Flux: Building a Framework for Resource Management
Large computer centers that house dozens of large-scale systems with unique capabilities must have a method for efficiently scheduling their resources for use. In the case of Livermore Computing (LC), those resources include extremely large Linux clusters, such as the 2,688-node, 3.2-petaflop Jade, as well as myriad smaller support systems for generating, visualizing, analyzing, and storing data that are critical to fulfilling LLNL’s national security missions. LC developers have a long history of developing state-of-the-art software—including SLURM and its predecessors—that allows users to run and manage their simulation codes across multiple clusters. However, current resource and job management approaches cannot keep up with the challenges of increasing system scales and interplays, such as those that occur between compute clusters and file systems.

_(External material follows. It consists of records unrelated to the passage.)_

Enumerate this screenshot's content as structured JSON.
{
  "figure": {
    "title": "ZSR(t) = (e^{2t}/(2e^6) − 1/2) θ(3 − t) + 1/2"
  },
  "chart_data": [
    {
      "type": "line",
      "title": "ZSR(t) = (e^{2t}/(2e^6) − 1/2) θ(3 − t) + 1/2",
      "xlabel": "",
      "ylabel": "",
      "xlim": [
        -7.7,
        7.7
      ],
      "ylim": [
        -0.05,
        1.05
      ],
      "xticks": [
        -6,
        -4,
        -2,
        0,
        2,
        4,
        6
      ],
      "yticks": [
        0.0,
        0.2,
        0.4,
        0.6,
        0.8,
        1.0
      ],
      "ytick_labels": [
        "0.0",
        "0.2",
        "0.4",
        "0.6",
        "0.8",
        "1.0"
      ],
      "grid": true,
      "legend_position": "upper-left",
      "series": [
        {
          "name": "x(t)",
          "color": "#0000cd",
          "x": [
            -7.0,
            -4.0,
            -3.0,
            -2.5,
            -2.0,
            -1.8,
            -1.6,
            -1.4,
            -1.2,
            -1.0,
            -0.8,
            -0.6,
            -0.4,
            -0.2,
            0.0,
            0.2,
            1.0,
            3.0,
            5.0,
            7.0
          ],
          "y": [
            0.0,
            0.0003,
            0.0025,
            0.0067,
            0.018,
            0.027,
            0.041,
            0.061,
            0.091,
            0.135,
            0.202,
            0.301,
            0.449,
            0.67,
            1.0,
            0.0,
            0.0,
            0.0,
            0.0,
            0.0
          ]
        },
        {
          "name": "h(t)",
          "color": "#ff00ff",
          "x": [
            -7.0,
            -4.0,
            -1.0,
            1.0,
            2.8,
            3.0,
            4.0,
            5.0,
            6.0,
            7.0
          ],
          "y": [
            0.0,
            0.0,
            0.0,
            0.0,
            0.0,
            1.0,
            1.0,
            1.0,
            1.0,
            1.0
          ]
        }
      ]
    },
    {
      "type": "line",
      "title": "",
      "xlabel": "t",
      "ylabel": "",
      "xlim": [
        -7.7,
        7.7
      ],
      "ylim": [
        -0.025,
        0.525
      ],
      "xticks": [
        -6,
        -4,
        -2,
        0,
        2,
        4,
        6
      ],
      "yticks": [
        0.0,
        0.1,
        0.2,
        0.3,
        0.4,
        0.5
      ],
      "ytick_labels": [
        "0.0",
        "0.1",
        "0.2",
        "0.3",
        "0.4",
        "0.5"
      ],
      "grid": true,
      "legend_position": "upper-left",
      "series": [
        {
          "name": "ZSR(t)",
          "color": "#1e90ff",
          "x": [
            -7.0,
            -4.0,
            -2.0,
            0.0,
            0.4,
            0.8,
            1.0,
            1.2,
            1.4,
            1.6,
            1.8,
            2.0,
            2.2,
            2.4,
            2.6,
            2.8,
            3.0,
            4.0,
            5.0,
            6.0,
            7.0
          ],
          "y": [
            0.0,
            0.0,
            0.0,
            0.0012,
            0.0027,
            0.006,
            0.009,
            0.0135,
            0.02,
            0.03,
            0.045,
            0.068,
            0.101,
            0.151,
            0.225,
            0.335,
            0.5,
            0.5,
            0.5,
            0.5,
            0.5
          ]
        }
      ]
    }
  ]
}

Flux is a next-generation resource and job management framework that expands the scheduler’s view beyond the single dimension of “nodes.” Instead of simply developing a replacement for SLURM and Moab, Flux offers a framework that enables new resource types, schedulers, and framework services to be deployed as data centers continue to evolve.
A resource manager tracks and monitors the hardware deployed in the data center, and then arbitrates access as customers submit work they would like to run. The job-scheduling algorithms must not only determine when and where resources that meet the user-specified requirements will be available, but also implement an allocation policy. Job placement in both space and time is critical to achieving efficient execution and getting the most work done for the time, power, and money spent. Flux addresses this issue by making smarter placement decisions and by offering greater flexibility and more opportunity for adaptation than current resource management software. These solutions help scientific researchers and computing users more effectively harness the power of LC capabilities. For example, with a holistic view of the data center’s input/output (I/O) bandwidth capability and utilization, Flux avoids the “perfect storm” of I/O operations that can occur when a naïve scheduler places I/O-intensive work without regard to I/O availability.
In Flux, each job is a complete instance of the framework, meaning the individual task can support parallel tools, monitoring, and even launch sub-jobs that are, like fractals, smaller images of the parent job. Because each job is a full Flux instance, users can customize Flux for use within their jobs. For example, a user desiring to launch many small, high-throughput jobs could submit a large, long-running parent job, and inside it load a specialized scheduler that is streamlined for high throughput. Panning outward in scale, schedulers operating at a larger granularity can move resources between child jobs as bottlenecks occur and employ pluggable schedulers for resource types that do not exist today.
“We are providing more capable resource management through hierarchical, multi-level management and scheduling schemes,” says Becky Springmeyer, LC division leader and Flux project leader. “Users benefit from pluggable schedulers with deeper knowledge of network, I/O, and power interconnections, and the ability to dynamically shape running work. One of the challenges we faced in designing Flux was making sure its framework was general and extensible enough to support resources and use cases that are only now emerging in research. Our team includes researchers in power-aware and I/O-aware scheduling.”
Flux was designed with input from system developers, computer science researchers, and end users, as well as external organizations that operate large computer centers. In addition, Livermore’s co-design efforts with code-development tools, such as STAT, Spindle, and TotalView, provide a highly scalable and composable code-development environment for LC users. Users can pick and choose the programming tools they need and seamlessly use them together under Flux’s framework. For example, users of the Kull code can scalably launch the application with Spindle and debug it using TotalView or STAT if necessary.
Flux is open-source software available to high performance computing centers around the world via the Flux collaboration space on GitHub. Flux developers have worked with the University of Delaware to develop the I/O-aware scheduling component of Flux, and the team is open to expanding research collaborations with other academic institutions for elements such as elastic resource and job management.